INTERCULTURAL CANTOMETRICS
Alan Lomax, folklorist and scholar, worked for sixty years to explain why this is the case. In an elaborate system of "cantometrics" (the "measurement" or analysis of song), he recorded, catalogued, and analyzed the song styles of all major ethnic groups. The raw information was codified and matched with information drawn from the Ethnographic Atlas (Murdock, 1962-1967), which provides standardized ratings for subsistence type, family kinship patterns, settlement types, political organization, etc. Very simply, Lomax found that music always reveals and reinforces the lives of the people who are creating and listening to that music. It's a lot more complex than "happy people create happy music." It has to do with attitudes, desires, goals, sexual traditions, sibling patterns, child rearing, mother-child relationships, authority models, ancestor figures, and many other concerns - all told, some 47 separate items.
For example, in complex societies, the songs deliver a lot of musical and verbal information; in simple societies, much less is conveyed. In societies where the powerful leaders are constantly changing, the songs are rhythmically very busy and complicated. In societies where strong leaders seldom lose their power, the opposite is true. In societies dominated by men, a distinct leader is always in charge of the musical events. In societies where women have some voice in what happens, the musical events are much more communal and informal in character. Lomax's monumental studies, as seen particularly in 1968's Folk Song Style and Culture, reveal what music really means, or, perhaps better, what music really does in the various societies of the world.
MUSICAL TASTE
All evidence seems to support the conclusion Lomax drew from his research: musical taste – musical preference – comes from a host of deep-seated sociocultural attitudes and values. Those attitudes and values derive from ethnic roots, race, national traditions, neighborhood location, religious affiliation, family ties, occupational subgroups, cultural bonding, etc.

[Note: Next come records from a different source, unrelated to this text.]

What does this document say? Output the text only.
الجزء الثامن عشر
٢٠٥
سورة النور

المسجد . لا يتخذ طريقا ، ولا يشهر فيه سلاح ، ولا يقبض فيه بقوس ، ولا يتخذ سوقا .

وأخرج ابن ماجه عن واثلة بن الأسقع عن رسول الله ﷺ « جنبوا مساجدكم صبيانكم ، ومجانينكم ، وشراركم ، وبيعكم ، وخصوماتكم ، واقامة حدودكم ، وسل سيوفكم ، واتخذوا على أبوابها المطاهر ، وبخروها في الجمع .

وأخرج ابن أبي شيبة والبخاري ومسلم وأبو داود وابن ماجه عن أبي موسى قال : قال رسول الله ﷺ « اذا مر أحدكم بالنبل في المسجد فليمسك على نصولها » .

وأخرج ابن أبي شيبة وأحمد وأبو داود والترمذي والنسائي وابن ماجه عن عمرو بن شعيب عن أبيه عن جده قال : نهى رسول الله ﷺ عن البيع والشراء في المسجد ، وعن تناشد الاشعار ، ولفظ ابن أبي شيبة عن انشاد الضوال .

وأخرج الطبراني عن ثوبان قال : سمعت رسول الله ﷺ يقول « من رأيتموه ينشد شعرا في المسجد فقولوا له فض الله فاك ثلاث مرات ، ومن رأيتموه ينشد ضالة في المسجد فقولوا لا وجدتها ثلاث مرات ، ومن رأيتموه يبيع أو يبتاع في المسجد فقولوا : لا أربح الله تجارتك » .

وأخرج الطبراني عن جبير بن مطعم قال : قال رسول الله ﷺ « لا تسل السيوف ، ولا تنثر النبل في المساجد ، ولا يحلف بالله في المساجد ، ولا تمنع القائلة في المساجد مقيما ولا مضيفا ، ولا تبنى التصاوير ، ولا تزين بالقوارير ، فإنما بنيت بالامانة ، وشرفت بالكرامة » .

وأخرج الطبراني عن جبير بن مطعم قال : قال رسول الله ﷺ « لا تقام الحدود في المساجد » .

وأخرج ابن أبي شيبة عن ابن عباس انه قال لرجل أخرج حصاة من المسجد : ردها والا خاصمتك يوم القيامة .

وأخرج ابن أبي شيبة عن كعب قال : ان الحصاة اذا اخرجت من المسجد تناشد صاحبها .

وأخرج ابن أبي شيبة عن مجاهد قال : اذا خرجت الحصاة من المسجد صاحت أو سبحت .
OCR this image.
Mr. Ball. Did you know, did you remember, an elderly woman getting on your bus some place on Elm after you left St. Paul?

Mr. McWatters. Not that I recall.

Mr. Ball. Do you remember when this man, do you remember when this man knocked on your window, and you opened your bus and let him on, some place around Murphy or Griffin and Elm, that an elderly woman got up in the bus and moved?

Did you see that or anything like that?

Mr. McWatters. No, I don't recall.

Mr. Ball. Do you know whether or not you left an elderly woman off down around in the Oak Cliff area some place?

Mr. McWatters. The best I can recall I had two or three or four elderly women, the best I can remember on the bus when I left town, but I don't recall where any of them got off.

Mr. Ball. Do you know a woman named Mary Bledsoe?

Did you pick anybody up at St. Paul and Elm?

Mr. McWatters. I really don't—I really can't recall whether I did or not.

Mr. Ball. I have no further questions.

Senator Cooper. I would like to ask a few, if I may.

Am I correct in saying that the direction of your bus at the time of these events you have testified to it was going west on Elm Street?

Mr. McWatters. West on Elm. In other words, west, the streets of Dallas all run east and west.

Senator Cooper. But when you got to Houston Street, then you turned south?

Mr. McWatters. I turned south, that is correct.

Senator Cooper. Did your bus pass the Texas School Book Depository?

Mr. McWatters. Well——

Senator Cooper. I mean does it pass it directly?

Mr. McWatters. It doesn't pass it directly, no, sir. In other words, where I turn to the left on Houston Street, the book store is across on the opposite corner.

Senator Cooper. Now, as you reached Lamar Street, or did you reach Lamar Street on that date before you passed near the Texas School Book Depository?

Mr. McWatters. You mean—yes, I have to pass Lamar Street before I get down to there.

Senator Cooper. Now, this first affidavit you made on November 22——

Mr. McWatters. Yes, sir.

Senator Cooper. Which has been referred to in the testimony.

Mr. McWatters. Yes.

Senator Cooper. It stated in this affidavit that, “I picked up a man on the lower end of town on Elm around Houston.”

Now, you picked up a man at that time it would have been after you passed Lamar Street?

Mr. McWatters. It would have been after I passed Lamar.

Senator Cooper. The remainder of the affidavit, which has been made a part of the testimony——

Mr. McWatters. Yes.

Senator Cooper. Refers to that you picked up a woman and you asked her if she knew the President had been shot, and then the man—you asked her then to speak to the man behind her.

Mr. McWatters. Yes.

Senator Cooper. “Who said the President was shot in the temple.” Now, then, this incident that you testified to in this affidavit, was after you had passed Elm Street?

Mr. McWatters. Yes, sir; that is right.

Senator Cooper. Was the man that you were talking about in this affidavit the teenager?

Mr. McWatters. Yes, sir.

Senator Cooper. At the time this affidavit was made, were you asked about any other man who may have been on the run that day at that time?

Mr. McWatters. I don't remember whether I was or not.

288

Now the strange fact of the matter is simply this – that of the several components in the above mix, the most important is not race, nationality, or ethnic similarity, but cultural bonding.
Parents and their teenage adolescents have the same genes, but the kids live in their own teen culture, so they often have arguments over haircuts, clothing style, leisure time activities, and music. Yes, music. Music is surely one of the most obvious, colorful, and potent of any cultural differences. Time and again through history, music that delights one crowd of people greatly offends another crowd. It is, indeed, a continuous thread that runs through Pop Music, U. S. A.
CONCLUSION
The "aesthetics of music", then, is really a terribly inexact and misleading term, suggesting some kind of absolute standard of beauty and quality. The inescapable fact is that beauty and quality are culturally determined.
What music does, it does powerfully and immediately. It sends subliminal messages in symbolic sounds and sights. Lomax has established quite convincingly that it is not all that mysterious or abstract at all. It is concrete and predictable, revealing and celebrating the attitudes and values of the culture of its origin.